LA SEGURIDAD NACIONAL EN MI CASA

                                           Isaías Medina Felizola. Foto: @elucabista

El Círculo de Escritores de Venezuela rinde merecido homenaje al amigo y Miembro de esta Asociación, Isaías Medina Felizola, que se nos fue demasiado  pronto y a quien no olvidamos, por su nobleza y bonhomía. Publicamos uno de los relatos de su libro Hablando bajito. Egresado de la Universidad Católica Andrés Bello, Caracas, mención Summa Cum Laude. Con estudios superiores en la Universidad Complutense de Madrid. Docente en la Escuela de Derecho de la UCAB y con extensa carrera como jurista. Publicó dos libros: El hacedor de Derecho y El derecho soy yo. 

LA SEGURIDAD NACIONAL EN MI CASA

Por Isaías Medina Felizola

Yo era un niño de 9 años cuando los esbirros de la Seguridad Nacional llegaron a mi casa.

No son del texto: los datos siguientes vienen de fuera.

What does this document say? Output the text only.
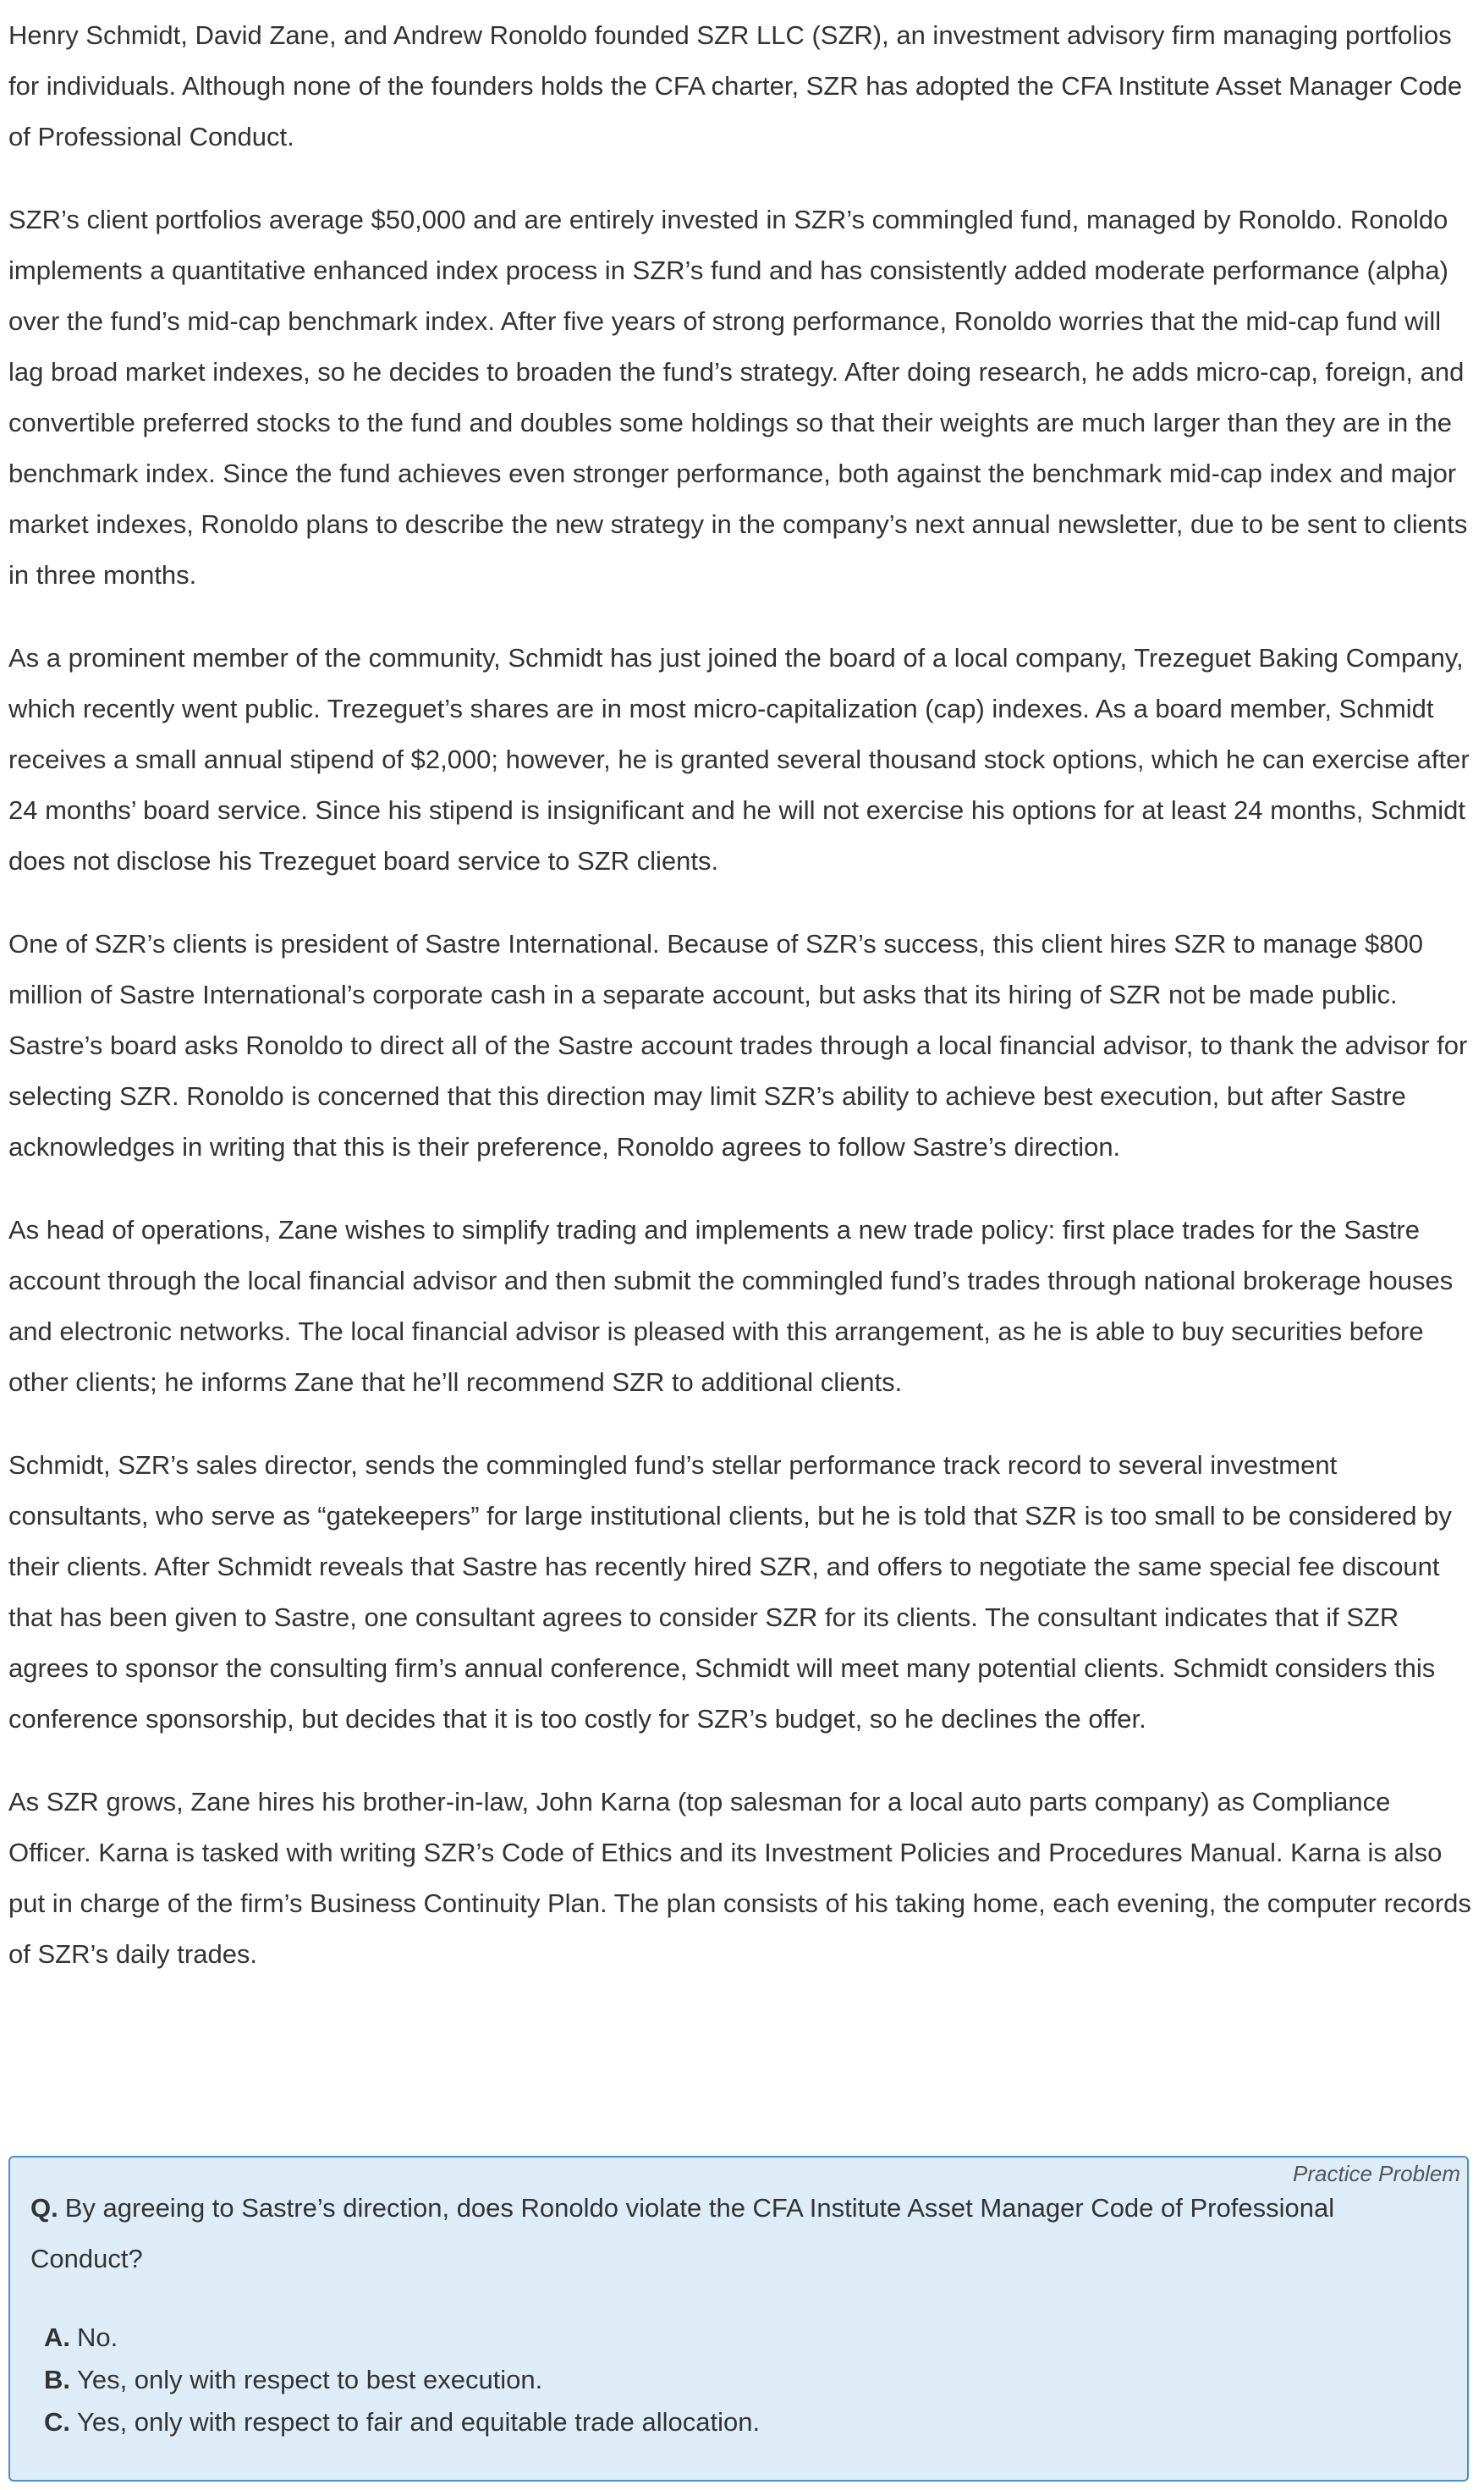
Henry Schmidt, David Zane, and Andrew Ronoldo founded SZR LLC (SZR), an investment advisory firm managing portfolios for individuals. Although none of the founders holds the CFA charter, SZR has adopted the CFA Institute Asset Manager Code of Professional Conduct.

SZR’s client portfolios average $50,000 and are entirely invested in SZR’s commingled fund, managed by Ronoldo. Ronoldo implements a quantitative enhanced index process in SZR’s fund and has consistently added moderate performance (alpha) over the fund’s mid-cap benchmark index. After five years of strong performance, Ronoldo worries that the mid-cap fund will lag broad market indexes, so he decides to broaden the fund’s strategy. After doing research, he adds micro-cap, foreign, and convertible preferred stocks to the fund and doubles some holdings so that their weights are much larger than they are in the benchmark index. Since the fund achieves even stronger performance, both against the benchmark mid-cap index and major market indexes, Ronoldo plans to describe the new strategy in the company’s next annual newsletter, due to be sent to clients in three months.

As a prominent member of the community, Schmidt has just joined the board of a local company, Trezeguet Baking Company, which recently went public. Trezeguet’s shares are in most micro-capitalization (cap) indexes. As a board member, Schmidt receives a small annual stipend of $2,000; however, he is granted several thousand stock options, which he can exercise after 24 months’ board service. Since his stipend is insignificant and he will not exercise his options for at least 24 months, Schmidt does not disclose his Trezeguet board service to SZR clients.

One of SZR’s clients is president of Sastre International. Because of SZR’s success, this client hires SZR to manage $800 million of Sastre International’s corporate cash in a separate account, but asks that its hiring of SZR not be made public. Sastre’s board asks Ronoldo to direct all of the Sastre account trades through a local financial advisor, to thank the advisor for selecting SZR. Ronoldo is concerned that this direction may limit SZR’s ability to achieve best execution, but after Sastre acknowledges in writing that this is their preference, Ronoldo agrees to follow Sastre’s direction.

As head of operations, Zane wishes to simplify trading and implements a new trade policy: first place trades for the Sastre account through the local financial advisor and then submit the commingled fund’s trades through national brokerage houses and electronic networks. The local financial advisor is pleased with this arrangement, as he is able to buy securities before other clients; he informs Zane that he’ll recommend SZR to additional clients.

Schmidt, SZR’s sales director, sends the commingled fund’s stellar performance track record to several investment consultants, who serve as “gatekeepers” for large institutional clients, but he is told that SZR is too small to be considered by their clients. After Schmidt reveals that Sastre has recently hired SZR, and offers to negotiate the same special fee discount that has been given to Sastre, one consultant agrees to consider SZR for its clients. The consultant indicates that if SZR agrees to sponsor the consulting firm’s annual conference, Schmidt will meet many potential clients. Schmidt considers this conference sponsorship, but decides that it is too costly for SZR’s budget, so he declines the offer.

As SZR grows, Zane hires his brother-in-law, John Karna (top salesman for a local auto parts company) as Compliance Officer. Karna is tasked with writing SZR’s Code of Ethics and its Investment Policies and Procedures Manual. Karna is also put in charge of the firm’s Business Continuity Plan. The plan consists of his taking home, each evening, the computer records of SZR’s daily trades.

Practice Problem
Q. By agreeing to Sastre’s direction, does Ronoldo violate the CFA Institute Asset Manager Code of Professional Conduct?
A. No.
B. Yes, only with respect to best execution.
C. Yes, only with respect to fair and equitable trade allocation.
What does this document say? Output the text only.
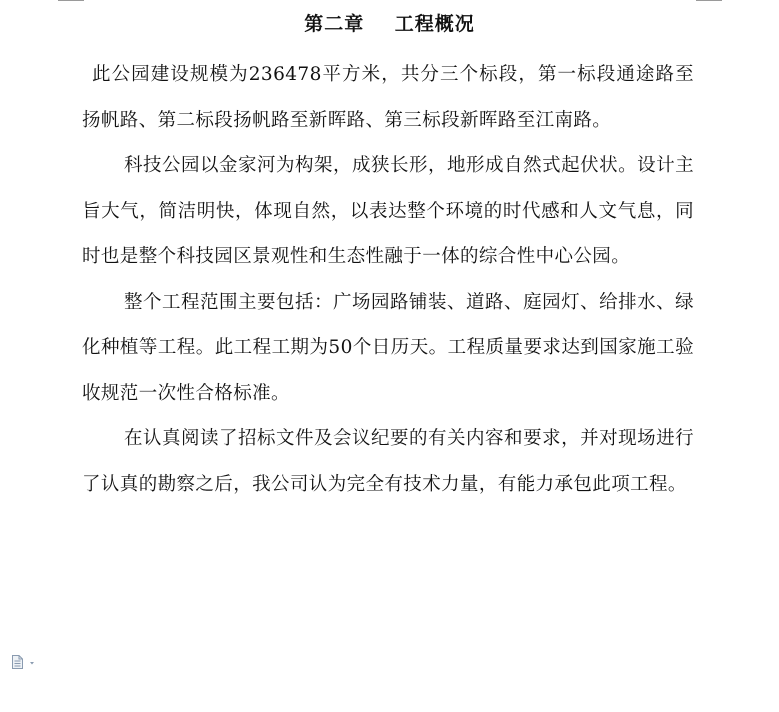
第二章    工程概况

此公园建设规模为236478平方米，共分三个标段，第一标段通途路至扬帆路、第二标段扬帆路至新晖路、第三标段新晖路至江南路。

科技公园以金家河为构架，成狭长形，地形成自然式起伏状。设计主旨大气，简洁明快，体现自然，以表达整个环境的时代感和人文气息，同时也是整个科技园区景观性和生态性融于一体的综合性中心公园。

整个工程范围主要包括：广场园路铺装、道路、庭园灯、给排水、绿化种植等工程。此工程工期为50个日历天。工程质量要求达到国家施工验收规范一次性合格标准。

在认真阅读了招标文件及会议纪要的有关内容和要求，并对现场进行了认真的勘察之后，我公司认为完全有技术力量，有能力承包此项工程。
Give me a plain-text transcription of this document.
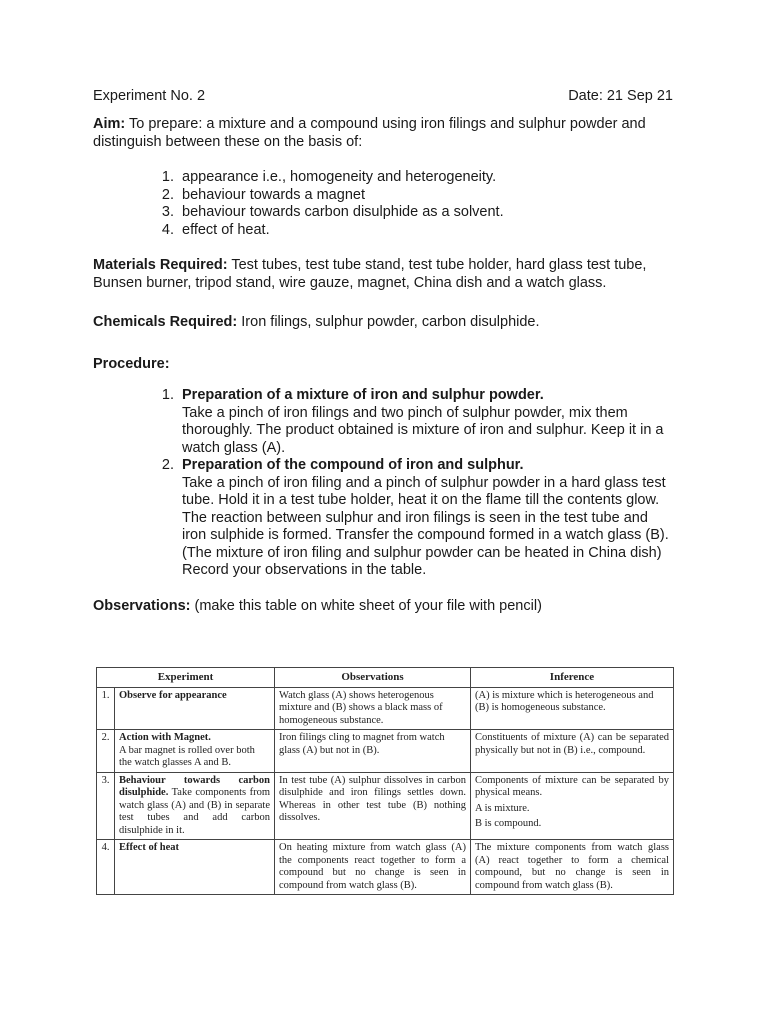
Experiment No. 2	Date: 21 Sep 21
Aim: To prepare: a mixture and a compound using iron filings and sulphur powder and distinguish between these on the basis of:
1. appearance i.e., homogeneity and heterogeneity.
2. behaviour towards a magnet
3. behaviour towards carbon disulphide as a solvent.
4. effect of heat.
Materials Required: Test tubes, test tube stand, test tube holder, hard glass test tube, Bunsen burner, tripod stand, wire gauze, magnet, China dish and a watch glass.
Chemicals Required: Iron filings, sulphur powder, carbon disulphide.
Procedure:
1. Preparation of a mixture of iron and sulphur powder.
Take a pinch of iron filings and two pinch of sulphur powder, mix them thoroughly. The product obtained is mixture of iron and sulphur. Keep it in a watch glass (A).
2. Preparation of the compound of iron and sulphur.
Take a pinch of iron filing and a pinch of sulphur powder in a hard glass test tube. Hold it in a test tube holder, heat it on the flame till the contents glow. The reaction between sulphur and iron filings is seen in the test tube and iron sulphide is formed. Transfer the compound formed in a watch glass (B).(The mixture of iron filing and sulphur powder can be heated in China dish)
Record your observations in the table.
Observations: (make this table on white sheet of your file with pencil)
Experiment		Observations	Inference
1.	Observe for appearance	Watch glass (A) shows heterogenous mixture and (B) shows a black mass of homogeneous substance.	(A) is mixture which is heterogeneous and (B) is homogeneous substance.
2.	Action with Magnet.
A bar magnet is rolled over both the watch glasses A and B.	Iron filings cling to magnet from watch glass (A) but not in (B).	Constituents of mixture (A) can be separated physically but not in (B) i.e., compound.
3.	Behaviour towards carbon disulphide. Take components from watch glass (A) and (B) in separate test tubes and add carbon disulphide in it.	In test tube (A) sulphur dissolves in carbon disulphide and iron filings settles down. Whereas in other test tube (B) nothing dissolves.	Components of mixture can be separated by physical means.
A is mixture.
B is compound.

4.	Effect of heat	On heating mixture from watch glass (A) the components react together to form a compound but no change is seen in compound from watch glass (B).	The mixture components from watch glass (A) react together to form a chemical compound, but no change is seen in compound from watch glass (B).
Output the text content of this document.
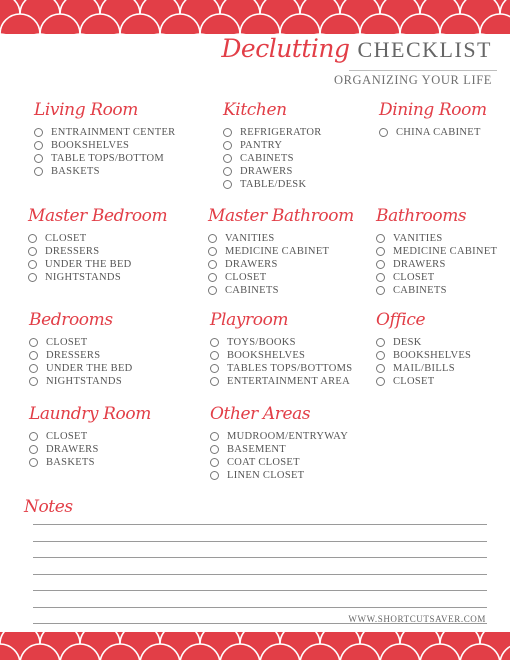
Declutting CHECKLIST
ORGANIZING YOUR LIFE
Living Room
ENTRAINMENT CENTER
BOOKSHELVES
TABLE TOPS/BOTTOM
BASKETS
Kitchen
REFRIGERATOR
PANTRY
CABINETS
DRAWERS
TABLE/DESK
Dining Room
CHINA CABINET
Master Bedroom
CLOSET
DRESSERS
UNDER THE BED
NIGHTSTANDS
Master Bathroom
VANITIES
MEDICINE CABINET
DRAWERS
CLOSET
CABINETS
Bathrooms
VANITIES
MEDICINE CABINET
DRAWERS
CLOSET
CABINETS
Bedrooms
CLOSET
DRESSERS
UNDER THE BED
NIGHTSTANDS
Playroom
TOYS/BOOKS
BOOKSHELVES
TABLES TOPS/BOTTOMS
ENTERTAINMENT AREA
Office
DESK
BOOKSHELVES
MAIL/BILLS
CLOSET
Laundry Room
CLOSET
DRAWERS
BASKETS
Other Areas
MUDROOM/ENTRYWAY
BASEMENT
COAT CLOSET
LINEN CLOSET
Notes
WWW.SHORTCUTSAVER.COM
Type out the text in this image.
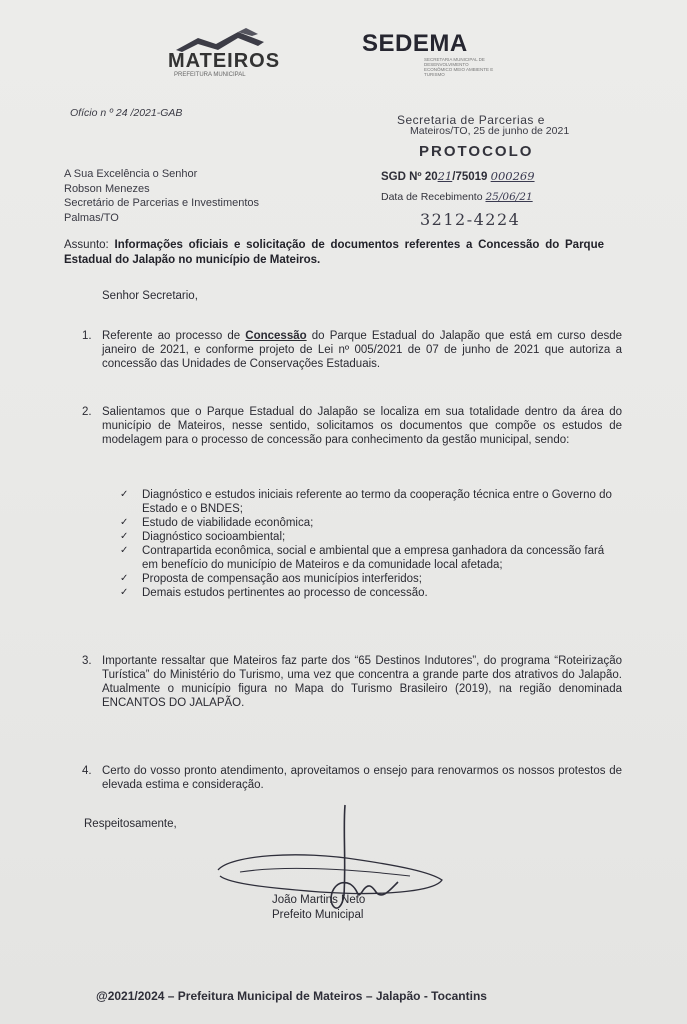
MATEIROS
PREFEITURA MUNICIPAL
SEDEMA
SECRETARIA MUNICIPAL DE DESENVOLVIMENTO ECONÔMICO MEIO AMBIENTE E TURISMO
Ofício n º 24 /2021-GAB	Secretaria de Parcerias e
Mateiros/TO, 25 de junho de 2021
PROTOCOLO
SGD Nº 2021/75019 000269
Data de Recebimento 25/06/21
3212-4224
A Sua Excelência o Senhor
Robson Menezes
Secretário de Parcerias e Investimentos
Palmas/TO
Assunto: Informações oficiais e solicitação de documentos referentes a Concessão do Parque Estadual do Jalapão no município de Mateiros.
Senhor Secretario,
1. Referente ao processo de Concessão do Parque Estadual do Jalapão que está em curso desde janeiro de 2021, e conforme projeto de Lei nº 005/2021 de 07 de junho de 2021 que autoriza a concessão das Unidades de Conservações Estaduais.
2. Salientamos que o Parque Estadual do Jalapão se localiza em sua totalidade dentro da área do município de Mateiros, nesse sentido, solicitamos os documentos que compõe os estudos de modelagem para o processo de concessão para conhecimento da gestão municipal, sendo:
✓ Diagnóstico e estudos iniciais referente ao termo da cooperação técnica entre o Governo do Estado e o BNDES;
✓ Estudo de viabilidade econômica;
✓ Diagnóstico socioambiental;
✓ Contrapartida econômica, social e ambiental que a empresa ganhadora da concessão fará em benefício do município de Mateiros e da comunidade local afetada;
✓ Proposta de compensação aos municípios interferidos;
✓ Demais estudos pertinentes ao processo de concessão.
3. Importante ressaltar que Mateiros faz parte dos “65 Destinos Indutores”, do programa “Roteirização Turística” do Ministério do Turismo, uma vez que concentra a grande parte dos atrativos do Jalapão. Atualmente o município figura no Mapa do Turismo Brasileiro (2019), na região denominada ENCANTOS DO JALAPÃO.
4. Certo do vosso pronto atendimento, aproveitamos o ensejo para renovarmos os nossos protestos de elevada estima e consideração.
Respeitosamente,
João Martins Neto
Prefeito Municipal
@2021/2024 – Prefeitura Municipal de Mateiros – Jalapão - Tocantins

No recuerdo con precisión si era finales de 1957 o los primeros días de enero del 58. Lo que sí es cierto es que ese día andaba yo faroleando por ahí en una mañana fresca y despejada con un cielo muy azul extraordinario.

Con una bata del mismo color rojo de sus uñas estaba Mamá-jefa con Rafaela, su manicurista, en la salita de arriba frente a su cuarto. Nervioso y apurado llegó José, el mesonero de años en la casa, un gallego muy buena gente, quien casi trémulo y estremeciéndose dijo:

– Señora, la «Seguridad Nacional” está abajo frente a la puerta principal. Dicen que cuándo pueda baje a recibirlos. Que no hay apuro. Que tome su tiempo.

Y ese fue el anuncio que disparó a mi Mamá-jefa de la silla donde todos los lunes a las 10 de la mañana Rafaela hacia su trabajo. Y con soma dijo:

-Tanta amabilidad me confunde.

Pausada, dueña de sí misma, se puso de pie e indicó:

-Gracias José. Dígales que bajo enseguida. Eso sí, no los deje pasar y cierre bien la puerta. Y hágame un favor:

– A su orden Señora.

– ¡Aquiétese!

Entonces Rafaela, cauta y temerosa, pero con la autoridad que le daban sus años, dijo:

-Cuidado, señora, por el amor de Dios tenga cuidado con esa gente Bien sabe usted que son capaces de cualquier cosa.

Para aquella buena mujer, el solo nombre: “Seguridad Nacional», la estremecía. Sus manos, entrenadas para ser precisos, temblaron asustadas y perdieron todo aplomo y maestría. Sabia de sus prácticas y torturas. De sus métodos horrendos, de su carencia de escrúpulos. Y casi en tono de orden  dijo:

-Señora, váyase con los niños a una de las embajadas vecinas. Los embajadores la conocen y la recibirán sin problema. Salgan por el portón de atrás.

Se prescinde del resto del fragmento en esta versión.